Опубликован ТОП инструментов тестирования на проникновение, которыми злоупотребляют хакеры
Недавно ИБ-компания Recorded Future опубликовала отчёт об использовании вредоносной инфраструктуры в области C&C (command and control). Компания производила исследование в течение всего 2020 года, отслеживая более 10 000 серверов C&C по более чем 80 штаммам вредоносных программ.
Результаты
- Инструменты тестирования на проникновение, например, Cobalt Strike (используется с 13,5% всех серверов C&C 2020 года) или Metasploit (10,5% всех серверов C&C 2020 года), стали двумя наиболее широко используемыми технологиями размещения C&C серверов.
- PupyRAT является третьим по популярности C&C-сервером, благодаря своей кодовой базе с открытым исходным кодом на GitHub, который поддерживается с 2018 года.

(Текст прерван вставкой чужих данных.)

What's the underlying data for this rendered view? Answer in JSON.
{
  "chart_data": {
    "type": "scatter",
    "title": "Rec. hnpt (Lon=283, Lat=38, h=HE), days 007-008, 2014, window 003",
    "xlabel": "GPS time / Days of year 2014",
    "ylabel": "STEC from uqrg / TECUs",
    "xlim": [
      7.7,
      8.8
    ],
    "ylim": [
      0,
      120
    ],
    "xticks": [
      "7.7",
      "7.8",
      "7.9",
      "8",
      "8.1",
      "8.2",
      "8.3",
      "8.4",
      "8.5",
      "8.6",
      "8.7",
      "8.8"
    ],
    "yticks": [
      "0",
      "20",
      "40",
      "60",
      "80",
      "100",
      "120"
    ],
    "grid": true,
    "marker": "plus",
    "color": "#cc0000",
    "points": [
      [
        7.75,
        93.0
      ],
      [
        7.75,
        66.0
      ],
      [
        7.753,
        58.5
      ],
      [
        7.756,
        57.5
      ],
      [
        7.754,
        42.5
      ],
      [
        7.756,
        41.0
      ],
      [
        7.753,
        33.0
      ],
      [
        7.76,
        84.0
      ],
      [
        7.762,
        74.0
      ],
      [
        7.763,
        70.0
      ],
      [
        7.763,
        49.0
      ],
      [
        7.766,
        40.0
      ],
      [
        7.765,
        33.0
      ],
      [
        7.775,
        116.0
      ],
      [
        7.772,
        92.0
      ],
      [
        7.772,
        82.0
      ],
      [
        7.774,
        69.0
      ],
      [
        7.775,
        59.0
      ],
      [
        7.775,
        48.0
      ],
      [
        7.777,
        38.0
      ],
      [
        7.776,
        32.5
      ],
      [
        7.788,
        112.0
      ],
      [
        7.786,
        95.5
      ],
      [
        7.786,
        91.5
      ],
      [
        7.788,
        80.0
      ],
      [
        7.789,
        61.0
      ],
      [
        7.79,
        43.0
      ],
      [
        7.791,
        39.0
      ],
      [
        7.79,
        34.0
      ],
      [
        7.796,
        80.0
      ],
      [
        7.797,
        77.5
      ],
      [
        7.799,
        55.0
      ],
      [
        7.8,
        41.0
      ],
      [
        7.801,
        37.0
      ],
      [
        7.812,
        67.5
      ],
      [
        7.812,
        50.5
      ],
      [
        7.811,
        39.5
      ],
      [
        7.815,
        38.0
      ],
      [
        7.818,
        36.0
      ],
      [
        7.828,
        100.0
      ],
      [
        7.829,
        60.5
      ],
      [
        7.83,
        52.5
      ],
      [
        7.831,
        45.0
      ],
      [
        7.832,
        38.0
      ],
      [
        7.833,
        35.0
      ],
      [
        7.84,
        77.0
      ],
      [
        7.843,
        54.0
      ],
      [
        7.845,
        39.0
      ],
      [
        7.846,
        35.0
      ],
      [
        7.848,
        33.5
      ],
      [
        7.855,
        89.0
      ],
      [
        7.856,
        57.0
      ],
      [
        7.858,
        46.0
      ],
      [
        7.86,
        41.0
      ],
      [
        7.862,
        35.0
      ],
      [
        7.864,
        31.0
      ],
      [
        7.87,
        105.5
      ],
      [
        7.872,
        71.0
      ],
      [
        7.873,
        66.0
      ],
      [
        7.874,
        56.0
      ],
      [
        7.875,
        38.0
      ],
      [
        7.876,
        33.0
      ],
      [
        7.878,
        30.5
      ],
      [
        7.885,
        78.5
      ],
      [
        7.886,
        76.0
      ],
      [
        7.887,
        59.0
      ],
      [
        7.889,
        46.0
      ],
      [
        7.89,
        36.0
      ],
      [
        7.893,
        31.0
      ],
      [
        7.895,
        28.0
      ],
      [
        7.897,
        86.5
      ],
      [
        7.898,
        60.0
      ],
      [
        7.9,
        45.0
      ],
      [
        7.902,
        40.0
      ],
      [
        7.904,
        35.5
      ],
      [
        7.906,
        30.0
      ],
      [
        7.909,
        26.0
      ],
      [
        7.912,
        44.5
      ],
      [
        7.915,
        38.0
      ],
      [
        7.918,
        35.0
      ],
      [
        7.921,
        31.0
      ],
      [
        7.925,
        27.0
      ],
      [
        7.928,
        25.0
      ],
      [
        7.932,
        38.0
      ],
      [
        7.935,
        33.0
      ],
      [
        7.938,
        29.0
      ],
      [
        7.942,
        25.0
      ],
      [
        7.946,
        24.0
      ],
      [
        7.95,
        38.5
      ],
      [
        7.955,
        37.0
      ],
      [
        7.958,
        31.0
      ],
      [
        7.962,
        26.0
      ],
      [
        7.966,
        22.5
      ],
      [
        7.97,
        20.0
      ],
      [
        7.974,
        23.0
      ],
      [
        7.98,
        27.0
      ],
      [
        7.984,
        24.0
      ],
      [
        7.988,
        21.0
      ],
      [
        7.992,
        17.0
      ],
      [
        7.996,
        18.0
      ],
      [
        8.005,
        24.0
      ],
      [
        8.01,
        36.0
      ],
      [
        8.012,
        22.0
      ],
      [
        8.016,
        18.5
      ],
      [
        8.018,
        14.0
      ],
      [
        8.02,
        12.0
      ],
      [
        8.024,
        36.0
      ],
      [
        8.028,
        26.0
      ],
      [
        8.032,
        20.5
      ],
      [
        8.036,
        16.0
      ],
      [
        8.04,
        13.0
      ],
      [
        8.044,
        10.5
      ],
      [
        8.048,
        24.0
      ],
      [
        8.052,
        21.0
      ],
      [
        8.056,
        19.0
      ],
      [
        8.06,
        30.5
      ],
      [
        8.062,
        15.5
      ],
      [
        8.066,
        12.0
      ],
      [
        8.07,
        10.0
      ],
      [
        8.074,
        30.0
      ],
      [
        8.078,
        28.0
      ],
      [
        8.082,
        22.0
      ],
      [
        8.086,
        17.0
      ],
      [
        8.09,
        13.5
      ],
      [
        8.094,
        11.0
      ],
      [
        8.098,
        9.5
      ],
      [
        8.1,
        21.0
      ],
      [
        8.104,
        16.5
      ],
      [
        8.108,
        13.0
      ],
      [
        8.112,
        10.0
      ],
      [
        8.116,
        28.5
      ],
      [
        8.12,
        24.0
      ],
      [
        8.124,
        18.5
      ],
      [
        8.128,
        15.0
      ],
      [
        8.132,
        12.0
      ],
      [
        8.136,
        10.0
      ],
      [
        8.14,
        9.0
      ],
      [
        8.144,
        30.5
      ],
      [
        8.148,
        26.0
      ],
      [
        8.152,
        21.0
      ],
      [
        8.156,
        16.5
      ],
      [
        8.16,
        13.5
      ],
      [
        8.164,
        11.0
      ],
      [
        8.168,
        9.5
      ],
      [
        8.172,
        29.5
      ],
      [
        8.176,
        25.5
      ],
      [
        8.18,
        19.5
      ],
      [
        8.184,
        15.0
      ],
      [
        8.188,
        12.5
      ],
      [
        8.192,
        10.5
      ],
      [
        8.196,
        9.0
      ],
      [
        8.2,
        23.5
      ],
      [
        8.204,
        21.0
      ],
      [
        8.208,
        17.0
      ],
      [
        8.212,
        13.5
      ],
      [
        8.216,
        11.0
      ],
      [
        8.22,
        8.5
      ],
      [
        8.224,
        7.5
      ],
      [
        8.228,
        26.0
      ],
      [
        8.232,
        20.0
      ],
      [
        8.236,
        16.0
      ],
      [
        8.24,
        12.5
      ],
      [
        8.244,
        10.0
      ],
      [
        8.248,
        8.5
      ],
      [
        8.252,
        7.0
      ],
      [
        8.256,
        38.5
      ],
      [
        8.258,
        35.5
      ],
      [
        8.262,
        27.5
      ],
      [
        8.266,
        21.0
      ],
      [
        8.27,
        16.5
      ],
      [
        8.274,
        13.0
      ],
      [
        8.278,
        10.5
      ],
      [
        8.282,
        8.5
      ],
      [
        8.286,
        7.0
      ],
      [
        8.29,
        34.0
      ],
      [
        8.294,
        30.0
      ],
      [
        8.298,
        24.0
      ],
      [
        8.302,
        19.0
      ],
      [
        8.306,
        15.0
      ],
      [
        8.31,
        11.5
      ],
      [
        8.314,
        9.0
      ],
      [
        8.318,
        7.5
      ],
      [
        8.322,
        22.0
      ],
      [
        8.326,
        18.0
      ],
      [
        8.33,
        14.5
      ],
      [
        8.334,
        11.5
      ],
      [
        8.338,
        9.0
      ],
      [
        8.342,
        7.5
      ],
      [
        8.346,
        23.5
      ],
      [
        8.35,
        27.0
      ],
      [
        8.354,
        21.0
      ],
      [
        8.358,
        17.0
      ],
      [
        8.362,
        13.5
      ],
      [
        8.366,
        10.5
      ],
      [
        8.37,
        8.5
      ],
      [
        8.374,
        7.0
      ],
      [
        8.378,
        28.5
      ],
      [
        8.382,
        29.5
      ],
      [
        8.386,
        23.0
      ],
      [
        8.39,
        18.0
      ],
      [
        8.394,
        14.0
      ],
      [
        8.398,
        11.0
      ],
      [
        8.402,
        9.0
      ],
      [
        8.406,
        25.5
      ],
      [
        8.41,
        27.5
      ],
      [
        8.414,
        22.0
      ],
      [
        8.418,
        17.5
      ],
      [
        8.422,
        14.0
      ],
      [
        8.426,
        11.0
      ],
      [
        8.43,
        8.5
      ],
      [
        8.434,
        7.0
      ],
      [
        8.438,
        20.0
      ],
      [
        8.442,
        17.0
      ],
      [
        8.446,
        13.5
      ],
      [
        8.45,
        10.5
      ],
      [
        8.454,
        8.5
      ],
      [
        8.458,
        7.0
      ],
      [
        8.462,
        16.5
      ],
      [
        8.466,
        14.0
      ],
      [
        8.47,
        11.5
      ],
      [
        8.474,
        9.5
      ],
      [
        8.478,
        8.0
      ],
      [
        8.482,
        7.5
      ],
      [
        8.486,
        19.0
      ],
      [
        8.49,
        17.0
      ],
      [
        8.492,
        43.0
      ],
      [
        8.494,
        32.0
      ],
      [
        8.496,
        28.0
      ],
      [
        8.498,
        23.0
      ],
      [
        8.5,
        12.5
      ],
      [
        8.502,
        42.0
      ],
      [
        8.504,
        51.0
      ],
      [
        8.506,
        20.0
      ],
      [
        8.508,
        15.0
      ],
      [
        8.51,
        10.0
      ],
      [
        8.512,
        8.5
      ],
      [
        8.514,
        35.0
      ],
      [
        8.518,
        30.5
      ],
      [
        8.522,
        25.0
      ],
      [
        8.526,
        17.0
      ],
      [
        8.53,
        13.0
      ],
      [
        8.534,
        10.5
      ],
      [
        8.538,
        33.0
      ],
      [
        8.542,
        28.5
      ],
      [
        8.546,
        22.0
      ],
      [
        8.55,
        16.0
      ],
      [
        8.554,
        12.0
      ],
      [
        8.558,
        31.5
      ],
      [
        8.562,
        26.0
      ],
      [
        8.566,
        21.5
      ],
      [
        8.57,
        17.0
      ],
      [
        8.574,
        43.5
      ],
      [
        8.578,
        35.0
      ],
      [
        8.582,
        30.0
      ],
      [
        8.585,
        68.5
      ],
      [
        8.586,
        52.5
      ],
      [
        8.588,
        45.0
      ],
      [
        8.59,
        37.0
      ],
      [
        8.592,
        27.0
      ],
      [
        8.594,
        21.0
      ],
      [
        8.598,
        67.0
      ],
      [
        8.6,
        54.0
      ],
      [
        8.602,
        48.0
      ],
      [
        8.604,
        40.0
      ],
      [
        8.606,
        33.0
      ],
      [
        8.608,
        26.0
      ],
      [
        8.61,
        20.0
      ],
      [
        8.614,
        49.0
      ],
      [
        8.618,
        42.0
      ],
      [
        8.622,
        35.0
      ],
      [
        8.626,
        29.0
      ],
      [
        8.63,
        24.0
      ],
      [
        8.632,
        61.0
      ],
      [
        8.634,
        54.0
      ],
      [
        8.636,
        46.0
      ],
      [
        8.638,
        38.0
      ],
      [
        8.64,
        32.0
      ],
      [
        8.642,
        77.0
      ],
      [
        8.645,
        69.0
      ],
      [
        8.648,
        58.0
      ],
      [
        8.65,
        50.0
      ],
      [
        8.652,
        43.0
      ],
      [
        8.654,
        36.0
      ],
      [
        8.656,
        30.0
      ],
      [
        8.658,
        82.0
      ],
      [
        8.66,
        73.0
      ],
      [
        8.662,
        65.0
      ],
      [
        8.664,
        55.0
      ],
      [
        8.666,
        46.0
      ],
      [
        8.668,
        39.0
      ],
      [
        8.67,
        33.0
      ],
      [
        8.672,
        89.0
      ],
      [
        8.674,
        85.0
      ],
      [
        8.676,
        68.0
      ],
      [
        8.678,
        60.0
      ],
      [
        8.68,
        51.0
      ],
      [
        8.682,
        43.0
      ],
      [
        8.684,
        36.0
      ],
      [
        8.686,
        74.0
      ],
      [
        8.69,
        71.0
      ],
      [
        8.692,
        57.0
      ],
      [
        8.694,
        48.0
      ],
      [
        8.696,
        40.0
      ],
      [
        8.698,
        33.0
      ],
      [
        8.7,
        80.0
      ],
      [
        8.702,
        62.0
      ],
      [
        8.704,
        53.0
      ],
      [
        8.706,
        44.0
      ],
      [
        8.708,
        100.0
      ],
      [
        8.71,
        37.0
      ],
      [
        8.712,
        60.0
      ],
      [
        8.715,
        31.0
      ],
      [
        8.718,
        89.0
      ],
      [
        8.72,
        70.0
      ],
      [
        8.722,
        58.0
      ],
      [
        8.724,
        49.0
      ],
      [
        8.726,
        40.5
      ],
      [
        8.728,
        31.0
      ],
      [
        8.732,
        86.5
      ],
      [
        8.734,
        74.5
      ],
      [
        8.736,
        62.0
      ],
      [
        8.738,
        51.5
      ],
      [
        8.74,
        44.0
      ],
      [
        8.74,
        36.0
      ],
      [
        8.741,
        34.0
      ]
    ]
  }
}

- Хакерские сообщества успешно произвели модернизацию ПО и успешно заразили эти серверы. На сегодняшний день целый ряд авторитетных американских хостинг-провайдеров, таких как Amazon, Digital Ocean и Choopa, имели в своей инфраструктуре данные модифицированные С&С сервера.
Сценарий использования
Совсем недавно группа Muddywater APT использовала размещённый на GitHub вредоносный код PowerShell для декодирования встроенного сценария Cobalt Strike для целевых систем Windows. А чуть позднее исследователи из Пало-Альто обнаружили, что кампания SolarStorm была связана с модификацией Cobalt Strike, которая была создана с использованием Cobalt Strike 4.0 и была реализована в декабре 2019 года. А вот специалисты по информационной безопасности из Sophos обнаружили использование SystemBC RAT в сочетании с инструментами после эксплуатации, включая Cobalt Strike.
Заключение
Авторы вредоносных программ активно используют инструменты безопасности с открытым исходным кодом из-за их общего использования и легитимности в разных организациях. Хакеры могут перепрофилировать эти инструменты для развертывания различных типов полезных нагрузок, таких как вымогатели или кейлоггеры, в скомпрометированных сетях.
Предприятиям рекомендуется использовать углубленное обнаружение модифицированного кода в инструментах с открытым исходным кодом с помощью корреляционного поиска SIEMs, YARA для подозрительного содержимого файлов и SNORT для подозрительного или вредоносного сетевого трафика.